Awards Daily: The last scene in the film is you and her on the phone, and you are not on camera at all, or even heard. That scene has to be carried entirely by her visually, but also we have to think about what you might be saying on the other end of that phone. Because we’ve gotten to know you the way that we have over the film, I thought it was a bold way to close the film, to isolate her that way and just see her reactions to your responses.
Jonathan Tucker: I think so too. The story is really about a young woman who ends up coming of age and being completely devastated and broken and alone. So, to be outside of a temporary living space, a motel and this one in particular, where we know people probably just spend a night or two there in this sort of anonymous southern California landscape that is so connected to transients—on the second story trying to figure out how this all happened and how she feels and what she’s going to do moving forward, feels like it encapsulates the entirety of Jamie’s narrative.
Awards Daily: Awards to me are really like political polls. They’re a snapshot in time. They tell you how people feel at a given moment. I often think that if we really wanted to do awards right, we would wait ten years and then look back and see how those films aged. But one thing that I think awards do that I think is super valuable in the here and now is shine a light on films you may not otherwise have known about, With the multiple Spirit Award nominations that the film has received, I imagine it feels really good to have people take notice of this film and have it be given a real chance to get out there and be seen.
Jonathan Tucker: David, I could not underscore more enthusiastically the entirety of your statement. My dad spent 35 years teaching art history at the University of Massachusetts, Boston. I grew up knowing that there’s good art and there’s bad art and it primarily comes down to your point that these awards really should be given ten years from now because some things last and some don’t. I’ve never been a part of such a small crew and I haven’t been so fortunate as to have been on a production that was carried by women the way that this film was with Jamie and with Lily. So the recognition from Film Independent and from the other film festivals from Deauville and Torino and the British Film Institute and Sundance…You hear that these institutions and awards anecdotally are like platforms or beacons that shine a light on some of these smaller stories.

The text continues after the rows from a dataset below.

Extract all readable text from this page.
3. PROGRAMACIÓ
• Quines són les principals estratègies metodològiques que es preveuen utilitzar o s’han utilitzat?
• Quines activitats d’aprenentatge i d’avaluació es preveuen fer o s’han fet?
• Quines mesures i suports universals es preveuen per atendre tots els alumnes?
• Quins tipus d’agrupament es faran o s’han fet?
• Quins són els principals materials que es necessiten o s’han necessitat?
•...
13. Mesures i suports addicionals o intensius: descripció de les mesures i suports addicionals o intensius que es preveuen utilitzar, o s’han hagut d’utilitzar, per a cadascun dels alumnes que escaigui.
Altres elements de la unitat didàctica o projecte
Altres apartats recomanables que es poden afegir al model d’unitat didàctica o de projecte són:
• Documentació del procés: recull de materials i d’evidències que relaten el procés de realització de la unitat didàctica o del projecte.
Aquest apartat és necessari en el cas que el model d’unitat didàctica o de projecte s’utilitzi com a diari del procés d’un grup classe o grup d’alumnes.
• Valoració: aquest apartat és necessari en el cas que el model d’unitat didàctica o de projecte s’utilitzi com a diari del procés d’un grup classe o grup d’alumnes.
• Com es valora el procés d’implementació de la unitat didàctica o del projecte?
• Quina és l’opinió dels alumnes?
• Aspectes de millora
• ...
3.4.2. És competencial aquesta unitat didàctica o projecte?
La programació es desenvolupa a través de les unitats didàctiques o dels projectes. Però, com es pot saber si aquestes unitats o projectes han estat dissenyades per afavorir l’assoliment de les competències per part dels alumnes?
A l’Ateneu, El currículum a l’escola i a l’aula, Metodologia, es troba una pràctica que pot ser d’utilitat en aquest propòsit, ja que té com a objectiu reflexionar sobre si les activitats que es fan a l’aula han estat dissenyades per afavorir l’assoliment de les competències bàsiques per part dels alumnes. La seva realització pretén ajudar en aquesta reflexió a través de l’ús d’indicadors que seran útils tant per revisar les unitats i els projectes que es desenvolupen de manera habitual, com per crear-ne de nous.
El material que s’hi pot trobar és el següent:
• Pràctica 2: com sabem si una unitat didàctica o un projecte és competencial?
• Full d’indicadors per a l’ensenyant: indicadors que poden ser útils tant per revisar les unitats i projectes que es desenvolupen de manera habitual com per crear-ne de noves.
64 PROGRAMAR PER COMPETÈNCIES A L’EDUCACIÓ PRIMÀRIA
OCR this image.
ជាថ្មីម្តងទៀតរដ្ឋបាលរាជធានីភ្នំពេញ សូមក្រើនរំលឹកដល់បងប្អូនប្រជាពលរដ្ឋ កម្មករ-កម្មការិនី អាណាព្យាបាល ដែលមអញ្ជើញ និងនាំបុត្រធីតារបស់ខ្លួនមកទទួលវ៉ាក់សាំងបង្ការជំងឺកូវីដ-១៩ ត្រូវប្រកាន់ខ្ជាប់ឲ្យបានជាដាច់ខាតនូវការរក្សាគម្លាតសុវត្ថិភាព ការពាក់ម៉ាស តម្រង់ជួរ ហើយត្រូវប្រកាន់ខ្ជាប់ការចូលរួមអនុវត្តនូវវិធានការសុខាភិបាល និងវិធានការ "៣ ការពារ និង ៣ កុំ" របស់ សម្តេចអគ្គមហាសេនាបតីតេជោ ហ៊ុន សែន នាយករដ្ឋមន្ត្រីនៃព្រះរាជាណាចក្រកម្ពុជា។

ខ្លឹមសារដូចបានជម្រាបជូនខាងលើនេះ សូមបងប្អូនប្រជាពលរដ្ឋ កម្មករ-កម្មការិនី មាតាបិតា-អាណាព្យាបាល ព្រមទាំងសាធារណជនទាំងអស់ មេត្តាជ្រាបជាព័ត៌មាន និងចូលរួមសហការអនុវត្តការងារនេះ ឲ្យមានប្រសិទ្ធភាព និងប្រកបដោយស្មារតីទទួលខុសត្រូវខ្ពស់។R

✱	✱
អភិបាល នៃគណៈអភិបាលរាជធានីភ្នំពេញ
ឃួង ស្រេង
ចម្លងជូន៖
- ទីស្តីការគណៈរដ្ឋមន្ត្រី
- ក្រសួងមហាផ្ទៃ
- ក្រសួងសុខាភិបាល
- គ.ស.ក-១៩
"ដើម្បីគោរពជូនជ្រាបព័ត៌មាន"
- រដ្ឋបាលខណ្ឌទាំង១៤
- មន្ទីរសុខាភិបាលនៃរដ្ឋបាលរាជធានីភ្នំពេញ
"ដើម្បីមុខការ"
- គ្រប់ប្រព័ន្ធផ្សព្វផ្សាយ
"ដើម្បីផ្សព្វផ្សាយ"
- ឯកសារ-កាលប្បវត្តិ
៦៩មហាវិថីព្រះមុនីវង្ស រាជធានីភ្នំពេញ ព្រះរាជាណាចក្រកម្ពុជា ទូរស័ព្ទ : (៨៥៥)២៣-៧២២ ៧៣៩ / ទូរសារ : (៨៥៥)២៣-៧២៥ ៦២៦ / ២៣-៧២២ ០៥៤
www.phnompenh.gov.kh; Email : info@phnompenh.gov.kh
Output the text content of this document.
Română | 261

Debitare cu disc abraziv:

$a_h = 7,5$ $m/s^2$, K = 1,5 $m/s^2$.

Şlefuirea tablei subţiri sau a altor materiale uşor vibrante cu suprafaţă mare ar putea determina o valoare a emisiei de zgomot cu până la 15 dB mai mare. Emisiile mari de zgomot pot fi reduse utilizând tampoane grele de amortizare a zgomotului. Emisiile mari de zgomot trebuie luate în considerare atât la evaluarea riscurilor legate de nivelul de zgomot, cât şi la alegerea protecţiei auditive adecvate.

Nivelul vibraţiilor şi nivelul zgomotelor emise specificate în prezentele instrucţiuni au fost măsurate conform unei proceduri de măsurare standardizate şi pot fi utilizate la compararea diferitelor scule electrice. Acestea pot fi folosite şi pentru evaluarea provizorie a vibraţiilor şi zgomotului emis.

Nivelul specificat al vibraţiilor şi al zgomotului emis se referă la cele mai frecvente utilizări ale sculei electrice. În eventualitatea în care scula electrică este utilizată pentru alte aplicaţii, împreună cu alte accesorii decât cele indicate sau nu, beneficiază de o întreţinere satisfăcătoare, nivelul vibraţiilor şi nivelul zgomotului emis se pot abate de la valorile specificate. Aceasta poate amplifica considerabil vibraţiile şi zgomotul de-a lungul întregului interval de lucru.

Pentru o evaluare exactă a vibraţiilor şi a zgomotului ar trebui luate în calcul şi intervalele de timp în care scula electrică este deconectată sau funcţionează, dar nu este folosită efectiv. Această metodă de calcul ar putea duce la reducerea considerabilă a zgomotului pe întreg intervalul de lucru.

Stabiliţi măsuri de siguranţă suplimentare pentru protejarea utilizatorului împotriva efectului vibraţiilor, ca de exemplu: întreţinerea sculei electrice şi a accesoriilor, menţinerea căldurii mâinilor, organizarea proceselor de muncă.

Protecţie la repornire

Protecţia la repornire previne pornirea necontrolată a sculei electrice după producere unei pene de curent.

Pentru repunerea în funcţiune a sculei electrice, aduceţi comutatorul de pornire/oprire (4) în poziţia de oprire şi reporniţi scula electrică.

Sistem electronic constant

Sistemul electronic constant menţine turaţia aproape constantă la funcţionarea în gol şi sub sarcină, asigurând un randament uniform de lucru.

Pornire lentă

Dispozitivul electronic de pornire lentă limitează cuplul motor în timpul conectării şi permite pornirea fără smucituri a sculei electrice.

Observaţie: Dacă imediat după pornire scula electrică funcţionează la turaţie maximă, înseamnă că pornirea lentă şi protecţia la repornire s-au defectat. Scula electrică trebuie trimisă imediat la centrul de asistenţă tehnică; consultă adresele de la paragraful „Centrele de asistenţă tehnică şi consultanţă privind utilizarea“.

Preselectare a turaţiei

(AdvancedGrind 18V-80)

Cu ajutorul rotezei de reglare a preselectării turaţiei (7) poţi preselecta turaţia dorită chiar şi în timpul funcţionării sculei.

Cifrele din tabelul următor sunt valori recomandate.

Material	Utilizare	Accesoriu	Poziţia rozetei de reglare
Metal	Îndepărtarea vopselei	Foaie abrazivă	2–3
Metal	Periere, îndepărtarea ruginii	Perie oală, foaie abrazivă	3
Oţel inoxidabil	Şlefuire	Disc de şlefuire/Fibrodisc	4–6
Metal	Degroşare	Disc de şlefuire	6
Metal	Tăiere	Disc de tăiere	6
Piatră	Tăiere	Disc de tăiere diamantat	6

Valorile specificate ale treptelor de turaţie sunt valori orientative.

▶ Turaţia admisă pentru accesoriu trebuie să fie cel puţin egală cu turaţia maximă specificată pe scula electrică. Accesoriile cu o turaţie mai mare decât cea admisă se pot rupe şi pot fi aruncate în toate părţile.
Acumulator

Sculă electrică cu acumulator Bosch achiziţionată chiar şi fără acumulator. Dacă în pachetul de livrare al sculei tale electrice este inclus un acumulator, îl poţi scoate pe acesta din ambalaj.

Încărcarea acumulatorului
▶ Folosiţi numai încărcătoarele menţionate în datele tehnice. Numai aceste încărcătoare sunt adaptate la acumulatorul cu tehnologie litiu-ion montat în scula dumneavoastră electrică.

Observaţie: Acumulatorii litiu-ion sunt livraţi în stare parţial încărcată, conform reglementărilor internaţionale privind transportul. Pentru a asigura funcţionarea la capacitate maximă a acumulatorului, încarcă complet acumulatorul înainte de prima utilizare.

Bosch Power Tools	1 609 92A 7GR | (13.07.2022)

After you’ve been on that set with only sixteen people and your changing van is your Crown Victoria P 71 police interceptor which I’m pulling up to set on, until you really see how these people, the programmers, the voters and the juries that say we want to just put our finger here on this film and this story or this filmmaker, you don’t fully appreciate how important they are. It’s wonderful for me and I want to wring as much out of this as I can for myself because I love acting. I love being employed. I want to tell lots of stories, but I also am mature enough and have worked long enough to say that my greatest hope from this movie and from the recognition that it’s received is that somebody like Jamie will go on to tell many, many stories and make many, many movies, and that Lily will have the opportunity to grow in this business the way that I think you and I both know she will.